There is a lot of nuance to the performance of processes in this way. The most important thing is to avoid single global process bottlenecks. Look for ways to split up your processes to increase performance.
Supervisors
We’re not going to cover it in this lab, but supervision trees are
a powerful tool for modeling Elixir applications. You have actually
already seen a supervision tree in the application.ex
file of lab 2.
defmodule Datastore.Application do
# See https://hexdocs.pm/elixir/Application.html
# for more information on OTP Applications
@moduledoc false
use Application
@impl true
def start(_type, _args) do
children = [
{Datastore.Store.Data, []},
{Datastore.Store.Server, []}
]
opts = [strategy: :one_for_one, name: Datastore.Supervisor]

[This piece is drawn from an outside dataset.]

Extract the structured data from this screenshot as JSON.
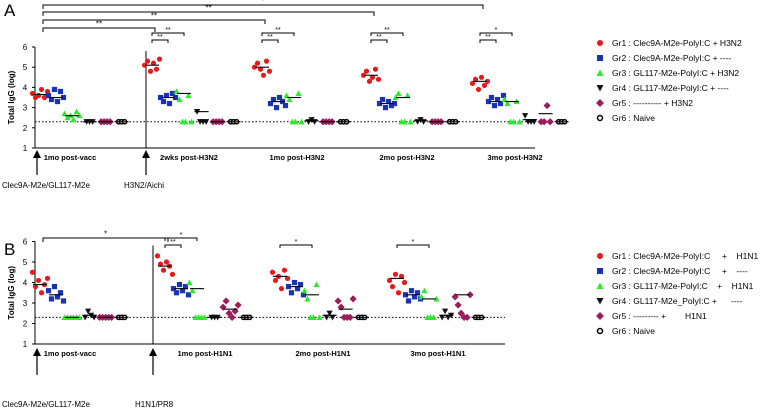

Supervisor.start_link(children, opts)
end
end
Application
is a special type of supervision tree that runs at the root level
of your app. When you pull in a library that exposes processes, it will have
its application automatically started on boot.
Sometimes, you’ll need to create your own supervision trees. This provides several benefits:
- Controls startup and shutdown of a set of related processes
- Specify the exact load-order of your application
- Dynamically start / stop processes during runtime
- Creates a clean application structure
One nice aspect of supervisors is that processes are started in ascending order of their definition (top is first) and stopped in descending order. This means that a process that depends on another process can be setup in such a way that it’s guaranteed that the other process is alive.
So, if you are starting your database pool before your application HTTP server, you are guaranteed that the database pool will be alive before you start fulfilling HTTP requests. It would be bad if you tried to fulfill a request before the database pool was ready!